Ses Vertiges sont à l’affiche du théâtre de la Croix-Rousse cette semaine. Dialogue avec Nasser Djemaï.
Lyon Capitale : D’où est venue l’idée de votre pièce Vertiges ?
Nasser Djemaï : C’est un petit peu mon parcours personnel. Et c’est aussi le prolongement du spectacle Invisibles [sur les Chibanis, NdlR] que l’on avait également présenté au théâtre de la Croix-Rousse.
Il y a eu un travail important avant la création du spectacle…
Oui, j’ai mené, dans des quartiers défavorisés de Grenoble, des ateliers de jeu et d’écriture, des petites enquêtes et en même temps un travail très ludique qui me permettait de questionner les gens avec qui j’étais. Je voulais des choses vécues, pas des stéréotypes, des clichés.
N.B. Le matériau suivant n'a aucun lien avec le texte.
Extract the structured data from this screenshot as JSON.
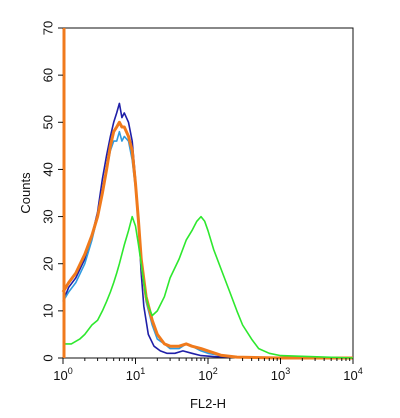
{
  "chart_data": {
    "type": "line",
    "subtype": "flow-cytometry-histogram",
    "title": "",
    "xlabel": "FL2-H",
    "ylabel": "Counts",
    "x_scale": "log",
    "xlim": [
      1,
      10000
    ],
    "ylim": [
      0,
      70
    ],
    "x_ticks": [
      {
        "value": 1,
        "base": "10",
        "exp": "0"
      },
      {
        "value": 10,
        "base": "10",
        "exp": "1"
      },
      {
        "value": 100,
        "base": "10",
        "exp": "2"
      },
      {
        "value": 1000,
        "base": "10",
        "exp": "3"
      },
      {
        "value": 10000,
        "base": "10",
        "exp": "4"
      }
    ],
    "y_ticks": [
      "0",
      "10",
      "20",
      "30",
      "40",
      "50",
      "60",
      "70"
    ],
    "grid": false,
    "legend": false,
    "series": [
      {
        "color": "#1f1fa8",
        "x": [
          1,
          1.2,
          1.5,
          2,
          2.5,
          3,
          3.5,
          4,
          4.5,
          5,
          5.5,
          6,
          6.5,
          7,
          8,
          9,
          10,
          11,
          12,
          13,
          15,
          18,
          22,
          27,
          35,
          45,
          60,
          80,
          120,
          200,
          400,
          1000,
          10000
        ],
        "y": [
          12,
          15,
          17,
          21,
          26,
          31,
          38,
          43,
          47,
          50,
          52,
          54,
          51,
          52,
          50,
          46,
          38,
          28,
          18,
          11,
          5,
          2.5,
          1.5,
          1,
          1,
          1.5,
          1,
          0.5,
          0.3,
          0.2,
          0.1,
          0,
          0
        ]
      },
      {
        "color": "#2f9be0",
        "x": [
          1,
          1.2,
          1.5,
          2,
          2.5,
          3,
          3.5,
          4,
          4.5,
          5,
          5.5,
          6,
          6.5,
          7,
          8,
          9,
          10,
          11,
          12,
          14,
          17,
          20,
          25,
          30,
          40,
          50,
          60,
          80,
          100,
          150,
          250,
          1000,
          10000
        ],
        "y": [
          12,
          14,
          16,
          20,
          25,
          30,
          35,
          40,
          44,
          46,
          46,
          48,
          46,
          47,
          46,
          42,
          36,
          28,
          20,
          12,
          7,
          4,
          3,
          2,
          2,
          3,
          2.5,
          1.5,
          1,
          0.5,
          0.2,
          0,
          0
        ]
      },
      {
        "color": "#f07a1c",
        "x": [
          1,
          1.2,
          1.5,
          2,
          2.5,
          3,
          3.5,
          4,
          4.5,
          5,
          5.5,
          6,
          6.5,
          7,
          8,
          9,
          10,
          11,
          12,
          14,
          17,
          20,
          25,
          30,
          40,
          50,
          60,
          80,
          100,
          150,
          250,
          1000,
          10000
        ],
        "y": [
          14,
          16,
          18,
          22,
          26,
          30,
          35,
          40,
          45,
          48,
          49,
          50,
          49,
          49,
          47,
          44,
          37,
          29,
          21,
          13,
          8,
          5,
          3,
          2.5,
          2.5,
          3,
          2.5,
          2,
          1.5,
          0.6,
          0.2,
          0,
          0
        ]
      },
      {
        "color": "#2ee82e",
        "x": [
          1,
          1.3,
          1.7,
          2,
          2.5,
          3,
          3.5,
          4,
          4.5,
          5,
          5.5,
          6,
          7,
          8,
          9,
          10,
          11,
          12,
          13,
          14,
          15,
          17,
          20,
          25,
          30,
          40,
          50,
          60,
          70,
          80,
          90,
          100,
          120,
          150,
          200,
          250,
          300,
          400,
          500,
          700,
          1000,
          10000
        ],
        "y": [
          3,
          3,
          4,
          5,
          7,
          8,
          10,
          12,
          14,
          16,
          18,
          20,
          24,
          27,
          30,
          28,
          24,
          20,
          16,
          13,
          11,
          9,
          10,
          13,
          17,
          21,
          25,
          27,
          29,
          30,
          29,
          27,
          23,
          19,
          14,
          10,
          7,
          4,
          2,
          1,
          0.5,
          0
        ]
      }
    ],
    "series_initial_spike": {
      "color": "#f07a1c",
      "x": 1,
      "y": 70
    }
  }
}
D’ailleurs, ces personnes qui sont ensuite venues voir la pièce en ont été très touchées.
Vous avez aussi tenu à travailler avec des comédiens ayant une double culture, maghrébine et française…
Cela me permettait d’être plus proche du sujet que je voulais traiter. Il y a des nuances, liées à la culture méditerranéenne, maghrébine, très précises, que seuls ces acteurs-là étaient en mesure de m’apporter.
Le théâtre peut-il être un moyen d’intégration ?
J’ai en tout cas voulu que mon spectacle soit une sorte de passerelle. Le théâtre a du mal à s’adresser aux milieux populaires, ce n’est pas une question de culture maghrébine. Il y a un réflexe qui n’a pas été développé, comme un sentiment d’illégitimité, un recul qui est commun à une classe sociale moins favorisée. Le théâtre tel qu’il est fabriqué en France a une dimension bourgeoise. Ce n’est même pas une question de prix. C’est une question d’éducation populaire. Elle n’est plus faite aujourd’hui, ou plus de la même manière. J’essaie, par mon travail, d’aller à l’encontre de ces pratiques. Mais ce type de démarche est rare.
Comment voyez-vous la situation à l’approche de la présidentielle ?
J’ai l’impression que le débat a toujours été biaisé. On a tendance à mettre l’accent sur des appartenances religieuses, des origines, alors que l’on est toujours dans la même problématique d’une société où l’on a les riches d’un côté et les pauvres de l’autre, et cela depuis la nuit des temps. La grille de lecture est faussée, le problème est plus de s’insérer professionnellement que de pratiquer sa religion. Il faut un projet commun pour que la jeunesse trouve sa place. Sinon on se trompe de combat.